元々は砂漠であっても「土地が値上がりする」という実績さえできれば土地を買う人は出てくる。つまりバブルを人工的に作ればいい。ただ近年の「通貨価値が半分に下落した」という情報を見る限りにおいてはこの作戦も破綻しつつあるのだろう。都市にはそれを支える産業が必要である。おそらくエジプトにはそれがない。
軍閥がお腹を空かせれば機嫌が悪くなる。その上に立っているシシ大統領の身の安全は保証できない。なんとしてでも援助してもらえるところから援助してもらいたいと考えるだろう。
現在のエジプトの状況は通貨が急激に下落し、都市の生活が困窮し、IMFから緊縮財政を言い渡されているというものである。アルゼンチンほど極端ではないが状況はかなり悪い。おそらくこれに新首都建設の借金問題が入る。この際に中国から「つまんで」いれば中国への返済を優先することになりシシ大統領の首は回らなくなるだろうが、この辺りは破綻するまでよくわからない。
ここまで読むと「岸田総理は何か無茶な援助を引き受けて帰ってくるのではないか」と心配になる。だが、その心配はなさそうだ。時事通信は次のように書いている。

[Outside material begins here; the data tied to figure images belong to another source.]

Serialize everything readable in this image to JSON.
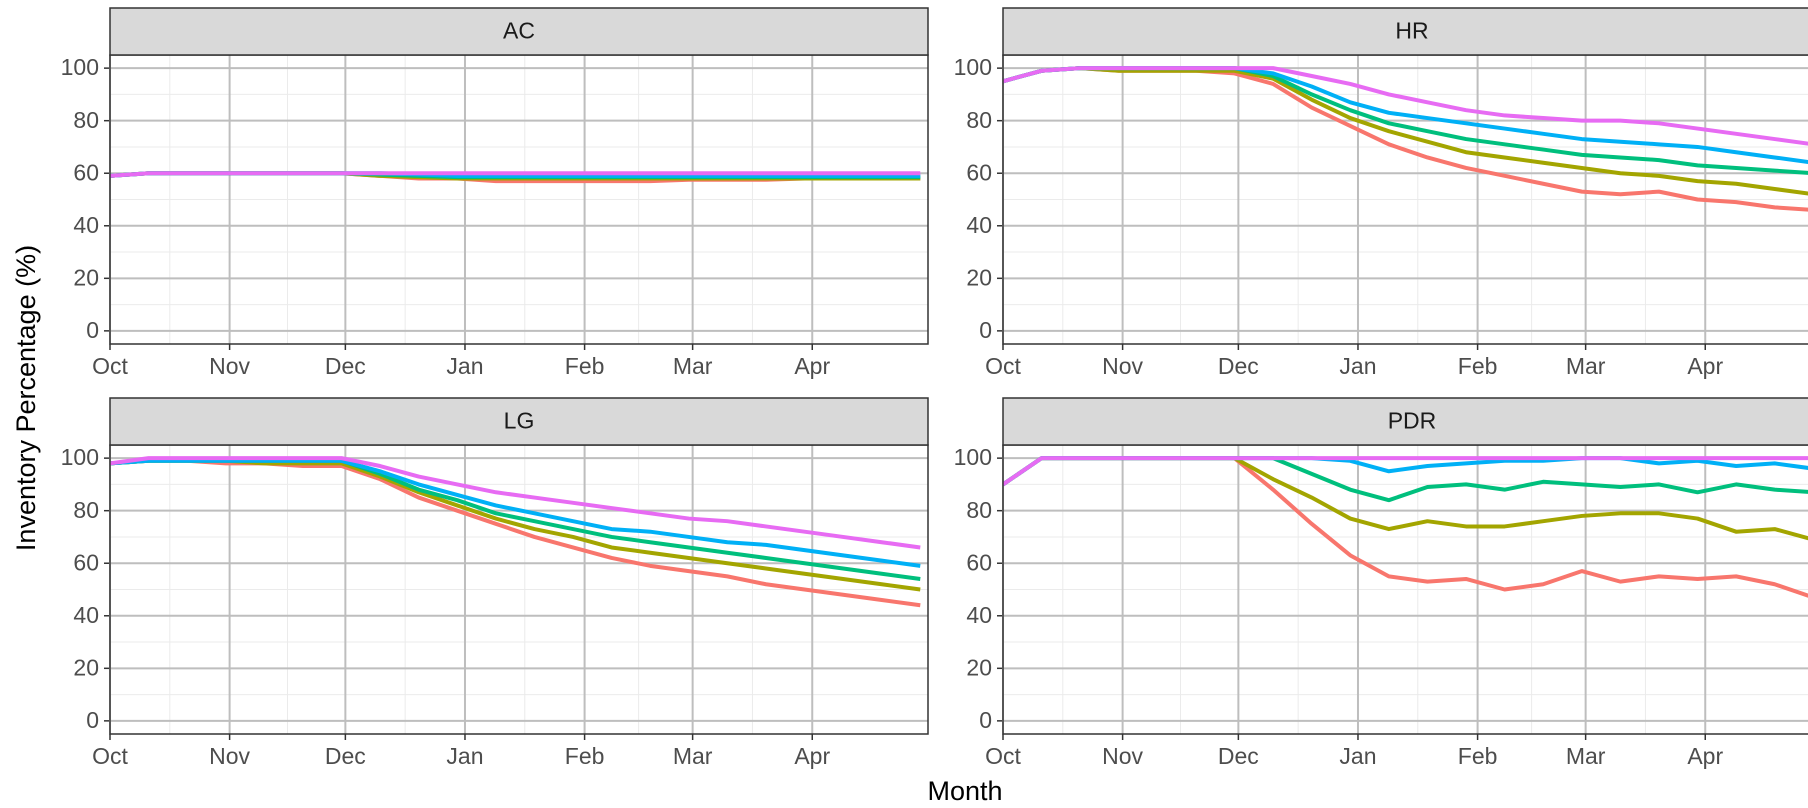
{
  "x_label": "Month",
  "y_label": "Inventory Percentage (%)",
  "chart_data": [
    {
      "type": "line",
      "title": "AC",
      "x": [
        0,
        10,
        20,
        30,
        40,
        50,
        60,
        70,
        80,
        90,
        100,
        110,
        120,
        130,
        140,
        150,
        160,
        170,
        180,
        190,
        200,
        210
      ],
      "xlim": [
        0,
        212
      ],
      "ylim": [
        -5,
        105
      ],
      "xticks": [
        {
          "value": 0,
          "label": "Oct"
        },
        {
          "value": 31,
          "label": "Nov"
        },
        {
          "value": 61,
          "label": "Dec"
        },
        {
          "value": 92,
          "label": "Jan"
        },
        {
          "value": 123,
          "label": "Feb"
        },
        {
          "value": 151,
          "label": "Mar"
        },
        {
          "value": 182,
          "label": "Apr"
        }
      ],
      "yticks": [
        0,
        20,
        40,
        60,
        80,
        100
      ],
      "grid": true,
      "series": [
        {
          "color": "#F8766D",
          "values": [
            59,
            60,
            60,
            60,
            60,
            60,
            60,
            59,
            58,
            58,
            57,
            57,
            57,
            57,
            57,
            57.5,
            57.5,
            57.5,
            58,
            58,
            58,
            58
          ]
        },
        {
          "color": "#A3A500",
          "values": [
            59,
            60,
            60,
            60,
            60,
            60,
            60,
            59,
            58.5,
            58,
            58,
            58,
            58,
            58,
            58,
            58,
            58,
            58,
            58,
            58,
            58,
            58
          ]
        },
        {
          "color": "#00BF7D",
          "values": [
            59,
            60,
            60,
            60,
            60,
            60,
            60,
            59.5,
            59,
            58.5,
            58.5,
            58.5,
            58.5,
            58.5,
            58.5,
            58.5,
            58.5,
            58.5,
            58.5,
            58.5,
            58.5,
            58.5
          ]
        },
        {
          "color": "#00B0F6",
          "values": [
            59,
            60,
            60,
            60,
            60,
            60,
            60,
            60,
            59.5,
            59,
            59,
            59,
            59,
            59,
            59,
            59,
            59,
            59,
            59,
            59,
            59,
            59
          ]
        },
        {
          "color": "#E76BF3",
          "values": [
            59,
            60,
            60,
            60,
            60,
            60,
            60,
            60,
            60,
            60,
            60,
            60,
            60,
            60,
            60,
            60,
            60,
            60,
            60,
            60,
            60,
            60
          ]
        }
      ]
    },
    {
      "type": "line",
      "title": "HR",
      "x": [
        0,
        10,
        20,
        30,
        40,
        50,
        60,
        70,
        80,
        90,
        100,
        110,
        120,
        130,
        140,
        150,
        160,
        170,
        180,
        190,
        200,
        210
      ],
      "xlim": [
        0,
        212
      ],
      "ylim": [
        -5,
        105
      ],
      "xticks": [
        {
          "value": 0,
          "label": "Oct"
        },
        {
          "value": 31,
          "label": "Nov"
        },
        {
          "value": 61,
          "label": "Dec"
        },
        {
          "value": 92,
          "label": "Jan"
        },
        {
          "value": 123,
          "label": "Feb"
        },
        {
          "value": 151,
          "label": "Mar"
        },
        {
          "value": 182,
          "label": "Apr"
        }
      ],
      "yticks": [
        0,
        20,
        40,
        60,
        80,
        100
      ],
      "grid": true,
      "series": [
        {
          "color": "#F8766D",
          "values": [
            95,
            99,
            100,
            99,
            99,
            99,
            98,
            94,
            85,
            78,
            71,
            66,
            62,
            59,
            56,
            53,
            52,
            53,
            50,
            49,
            47,
            46
          ]
        },
        {
          "color": "#A3A500",
          "values": [
            95,
            99,
            100,
            99,
            99,
            99,
            99,
            96,
            88,
            81,
            76,
            72,
            68,
            66,
            64,
            62,
            60,
            59,
            57,
            56,
            54,
            52
          ]
        },
        {
          "color": "#00BF7D",
          "values": [
            95,
            99,
            100,
            100,
            100,
            100,
            100,
            97,
            90,
            84,
            79,
            76,
            73,
            71,
            69,
            67,
            66,
            65,
            63,
            62,
            61,
            60
          ]
        },
        {
          "color": "#00B0F6",
          "values": [
            95,
            99,
            100,
            100,
            100,
            100,
            100,
            98,
            93,
            87,
            83,
            81,
            79,
            77,
            75,
            73,
            72,
            71,
            70,
            68,
            66,
            64
          ]
        },
        {
          "color": "#E76BF3",
          "values": [
            95,
            99,
            100,
            100,
            100,
            100,
            100,
            100,
            97,
            94,
            90,
            87,
            84,
            82,
            81,
            80,
            80,
            79,
            77,
            75,
            73,
            71
          ]
        }
      ]
    },
    {
      "type": "line",
      "title": "LG",
      "x": [
        0,
        10,
        20,
        30,
        40,
        50,
        60,
        70,
        80,
        90,
        100,
        110,
        120,
        130,
        140,
        150,
        160,
        170,
        180,
        190,
        200,
        210
      ],
      "xlim": [
        0,
        212
      ],
      "ylim": [
        -5,
        105
      ],
      "xticks": [
        {
          "value": 0,
          "label": "Oct"
        },
        {
          "value": 31,
          "label": "Nov"
        },
        {
          "value": 61,
          "label": "Dec"
        },
        {
          "value": 92,
          "label": "Jan"
        },
        {
          "value": 123,
          "label": "Feb"
        },
        {
          "value": 151,
          "label": "Mar"
        },
        {
          "value": 182,
          "label": "Apr"
        }
      ],
      "yticks": [
        0,
        20,
        40,
        60,
        80,
        100
      ],
      "grid": true,
      "series": [
        {
          "color": "#F8766D",
          "values": [
            98,
            99,
            99,
            98,
            98,
            97,
            97,
            92,
            85,
            80,
            75,
            70,
            66,
            62,
            59,
            57,
            55,
            52,
            50,
            48,
            46,
            44
          ]
        },
        {
          "color": "#A3A500",
          "values": [
            98,
            99,
            99,
            99,
            98,
            98,
            98,
            93,
            87,
            82,
            77,
            73,
            70,
            66,
            64,
            62,
            60,
            58,
            56,
            54,
            52,
            50
          ]
        },
        {
          "color": "#00BF7D",
          "values": [
            98,
            99,
            99,
            99,
            99,
            99,
            99,
            94,
            88,
            84,
            79,
            76,
            73,
            70,
            68,
            66,
            64,
            62,
            60,
            58,
            56,
            54
          ]
        },
        {
          "color": "#00B0F6",
          "values": [
            98,
            99,
            99,
            99,
            99,
            99,
            99,
            95,
            90,
            86,
            82,
            79,
            76,
            73,
            72,
            70,
            68,
            67,
            65,
            63,
            61,
            59
          ]
        },
        {
          "color": "#E76BF3",
          "values": [
            98,
            100,
            100,
            100,
            100,
            100,
            100,
            97,
            93,
            90,
            87,
            85,
            83,
            81,
            79,
            77,
            76,
            74,
            72,
            70,
            68,
            66
          ]
        }
      ]
    },
    {
      "type": "line",
      "title": "PDR",
      "x": [
        0,
        10,
        20,
        30,
        40,
        50,
        60,
        70,
        80,
        90,
        100,
        110,
        120,
        130,
        140,
        150,
        160,
        170,
        180,
        190,
        200,
        210
      ],
      "xlim": [
        0,
        212
      ],
      "ylim": [
        -5,
        105
      ],
      "xticks": [
        {
          "value": 0,
          "label": "Oct"
        },
        {
          "value": 31,
          "label": "Nov"
        },
        {
          "value": 61,
          "label": "Dec"
        },
        {
          "value": 92,
          "label": "Jan"
        },
        {
          "value": 123,
          "label": "Feb"
        },
        {
          "value": 151,
          "label": "Mar"
        },
        {
          "value": 182,
          "label": "Apr"
        }
      ],
      "yticks": [
        0,
        20,
        40,
        60,
        80,
        100
      ],
      "grid": true,
      "series": [
        {
          "color": "#F8766D",
          "values": [
            90,
            100,
            100,
            100,
            100,
            100,
            100,
            88,
            75,
            63,
            55,
            53,
            54,
            50,
            52,
            57,
            53,
            55,
            54,
            55,
            52,
            47
          ]
        },
        {
          "color": "#A3A500",
          "values": [
            90,
            100,
            100,
            100,
            100,
            100,
            100,
            92,
            85,
            77,
            73,
            76,
            74,
            74,
            76,
            78,
            79,
            79,
            77,
            72,
            73,
            69
          ]
        },
        {
          "color": "#00BF7D",
          "values": [
            90,
            100,
            100,
            100,
            100,
            100,
            100,
            100,
            94,
            88,
            84,
            89,
            90,
            88,
            91,
            90,
            89,
            90,
            87,
            90,
            88,
            87
          ]
        },
        {
          "color": "#00B0F6",
          "values": [
            90,
            100,
            100,
            100,
            100,
            100,
            100,
            100,
            100,
            99,
            95,
            97,
            98,
            99,
            99,
            100,
            100,
            98,
            99,
            97,
            98,
            96
          ]
        },
        {
          "color": "#E76BF3",
          "values": [
            90,
            100,
            100,
            100,
            100,
            100,
            100,
            100,
            100,
            100,
            100,
            100,
            100,
            100,
            100,
            100,
            100,
            100,
            100,
            100,
            100,
            100
          ]
        }
      ]
    }
  ]
}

そもそも中国には勝てないので、適当に相手から話を聞き、いくつかの希望に応えてやり、日米欧に引き込みたいと考えているようだ。世間の関心はほぼないだろうから「岸田総理もG7議長として張り切っているんだろう」という印象さえ残れば作業は終了といったところだろう。
エジプトの経済は破綻しかけているが、仮に何もしないでいると「脱米ドル陣営」に参加しかねないという事情がある。すでにBRICS銀行という枠組みができていてエジプトもこれに参加している。
現在の加盟国は、BRICSの5カ国に加えて、バングラデシュ、エジプト、アラブ首長国連邦(UAE)が新たに加わった。
さらにBRICS本体にはイランとアルゼンチンが加盟を申請しているという情報がある。
混乱する東アフリカ情勢に加えて、ロシアや中国との間に囲い込み競争がある。だから、日本も何もしないわけにはゆかないという情勢である。